New games have their work cut out for them when trying to carve out a niche in the crowded realm of competitive multiplayer. Should the newcomer try to expand upon previously established conventions, or attempt to find its own identity as it travels down the tumultuous road so many others have walked before? Dark Vale Games' Forge finds middle ground, offering up an intriguing mixture of third-person shooting and fantasy role-playing, where armaments and spells are always darting right past you. You either acclimate quickly or leave in a fit of frustration, but for those who excel in frenetic environments, Forge provides an engaging explosion of frantic combat meant for mega-multitaskers.
Forge is an online-only third-person shooter lightly decorated with role-playing elements and the bedlam injected into games such as Team Fortress 2 and Natural Selection. The game is rife with cut-and-paste fantasy elements, and the pandemonium plays out among real-world players (no bots allowed) and feels quite unhinged for those unfamiliar with its more complex elements. It confuses for the first hour or so, and for this reason, new players will flock to the series of tutorials available for first-timers.
You must at least explore the tutorials available to you in order to unlock the other modes of play, but completing the tutorials is a slog. Once you jump into the action, you find yourself annihilated by veteran players, but you learn more in this school of hard knocks than you do in the clumsy tutorial lessons. If you never explore the tutorials beyond what is required, advanced tooltips and optional educational bubbles aid you in deciphering which abilities are appropriate in different situations and how to use them. With that said, there's still a learning curve to contend with.
Once you've jumped off the deep end straight into a real match, it's quickly obvious that there's no time for practice--you either step in line with the twitch-based encounters, or you meet a swift end. Once you've battled enough, you slowly become a competent player. There are five classes to master: assassin, pathfinder, pyromancer, shaman, and warden, each with nine specific abilities. Standard fantasy skills are exhibited among these specializations, including healing magic, stuns, slowing, and other tropes. Fortunately, standout abilities, such as swapping places with a player or trapping an enemy in place by way of an arrow, give Forge an identity of its own. These varied attacks contribute to the chaotic nature of the game, and lend a fresh lilt to what could have easily stagnated as the same played-out skill trees of other fantasy games.
Each class's base attack is sufficient to secure the errant kill, but most solo efforts give way to group attacks and combined assaults to do massive amounts of damage. Long story short, simply spamming your main melee attack won't get you far in Forge. Coordinating lethal strikes with teammates is key. For this it's imperative that you communicate in both the rapid-fire 10-on-10 team battles and the face-offs that shatter into smaller scuffles here and there across the four available maps.
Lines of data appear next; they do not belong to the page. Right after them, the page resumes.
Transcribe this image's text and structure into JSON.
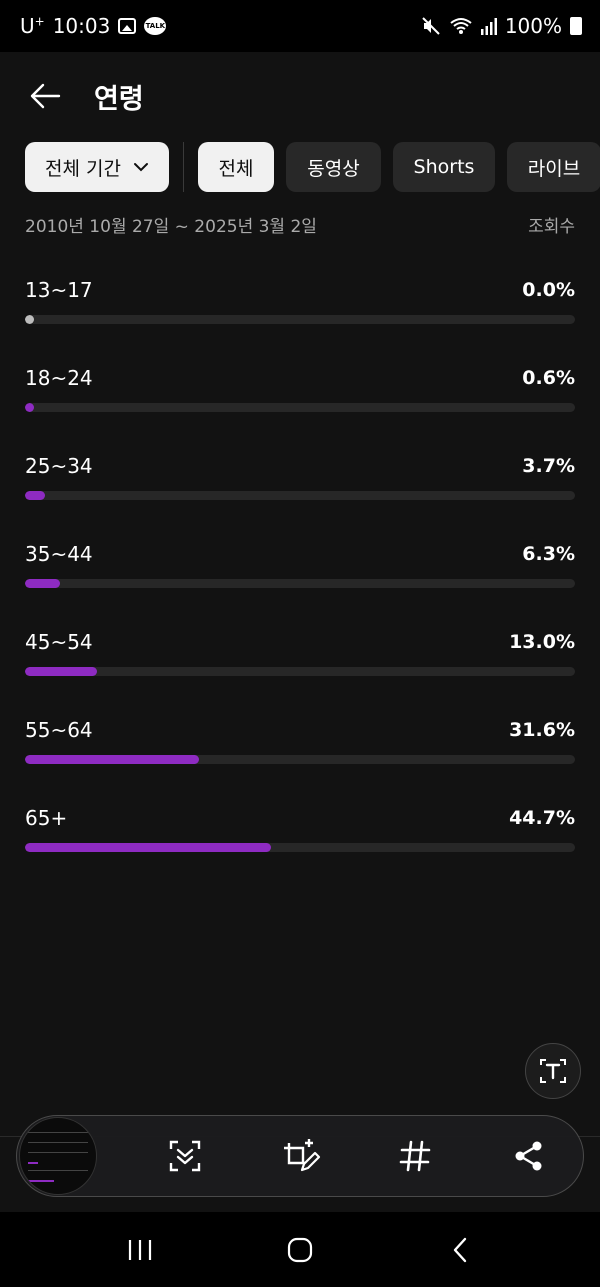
{
  "status_bar": {
    "carrier": "U",
    "carrier_sup": "+",
    "time": "10:03",
    "talk_badge": "TALK",
    "battery": "100%"
  },
  "header": {
    "title": "연령"
  },
  "filters": {
    "period": "전체 기간",
    "types": [
      {
        "label": "전체",
        "active": true
      },
      {
        "label": "동영상",
        "active": false
      },
      {
        "label": "Shorts",
        "active": false
      },
      {
        "label": "라이브",
        "active": false
      }
    ]
  },
  "date_range": "2010년 10월 27일 ~ 2025년 3월 2일",
  "metric_label": "조회수",
  "age_groups": [
    {
      "label": "13~17",
      "percent_text": "0.0%",
      "value": 0.0
    },
    {
      "label": "18~24",
      "percent_text": "0.6%",
      "value": 0.6
    },
    {
      "label": "25~34",
      "percent_text": "3.7%",
      "value": 3.7
    },
    {
      "label": "35~44",
      "percent_text": "6.3%",
      "value": 6.3
    },
    {
      "label": "45~54",
      "percent_text": "13.0%",
      "value": 13.0
    },
    {
      "label": "55~64",
      "percent_text": "31.6%",
      "value": 31.6
    },
    {
      "label": "65+",
      "percent_text": "44.7%",
      "value": 44.7
    }
  ],
  "colors": {
    "accent": "#8e2bc2",
    "track": "#272727",
    "background": "#121212"
  },
  "toolbar_icons": [
    "scroll-capture-icon",
    "crop-edit-icon",
    "hashtag-icon",
    "share-icon"
  ]
}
Flipping between coordinated raids and solo altercations is satisfying, especially once you've had ample time to grow and learn with your favorite class.
Luckily, it's simple to become accustomed to the class of your choice. Forge takes a page out of the single-player shooter rule book, forgoing the familiar convention of number-keyed abilities for a clever mapping of class-specific attacks, curses, and buffs to the WASD keys. Should you require your warden to buff allies while gallivanting around the map dodging bullets, or if your shaman is called upon to heal himself or others in an immediate area, movement is not restricted to how fast your hand is able to swap between the number and WASD keys. Nimble fighters will find themselves rewarded in Forge, as the controls allow you to juggle movement and abilities with a minimum of physical fuss.
In fact, movement is paramount to success. The whole of Forge is built on this very idea, with varied terrain allowing for surprise strikes and dynamic sprints to your enemy to surprise and scare the wits out of them. There's no map to reveal your enemies' location and no indicators to keep you focusing on where your opponents might be; you simply need to stay alert and keep abreast of your enemies' attack patterns to stay alive. Sometimes you won't, and an assassin will swiftly take you out from the shadows. That's part of what makes Forge the interesting beast it can be and is one of the reasons it's a pleasant change from standard fantasy battlegrounds. This lack of situational awareness doesn't put you at a disadvantage, however, but rather enhances the experience in a way that evens the playing field.
Attaining experience points nets you new, predictable upgrades: armor, speed, health, and new abilities to slot into the gaping hole on your overlay. Putting your hard-earned experience points to proper use is a great way to blow through the ranks from rookie to seasoned Forge player, and you will notice a significant change in the way you play once standard health points have risen, or when you're unleashing that brand-new ability on an unsuspecting enemy. It feels good, and it's a great reason to keep pushing forward to get better. If you're skilled enough, you will flourish.
Forge is intriguing in many ways, breaking many stalwart conventions and remaining firmly cemented in others. The mayhem of shooters crisscrossed with magical derring-do ensure the game is nothing short of chaotic at all times. A few grayed-out modes listed in the match-type list are still unavailable, and the paucity of maps currently diminish its appeal, but Forge is already a riotous competitive experience that deserves your attention. Sometimes all you need is a little discord.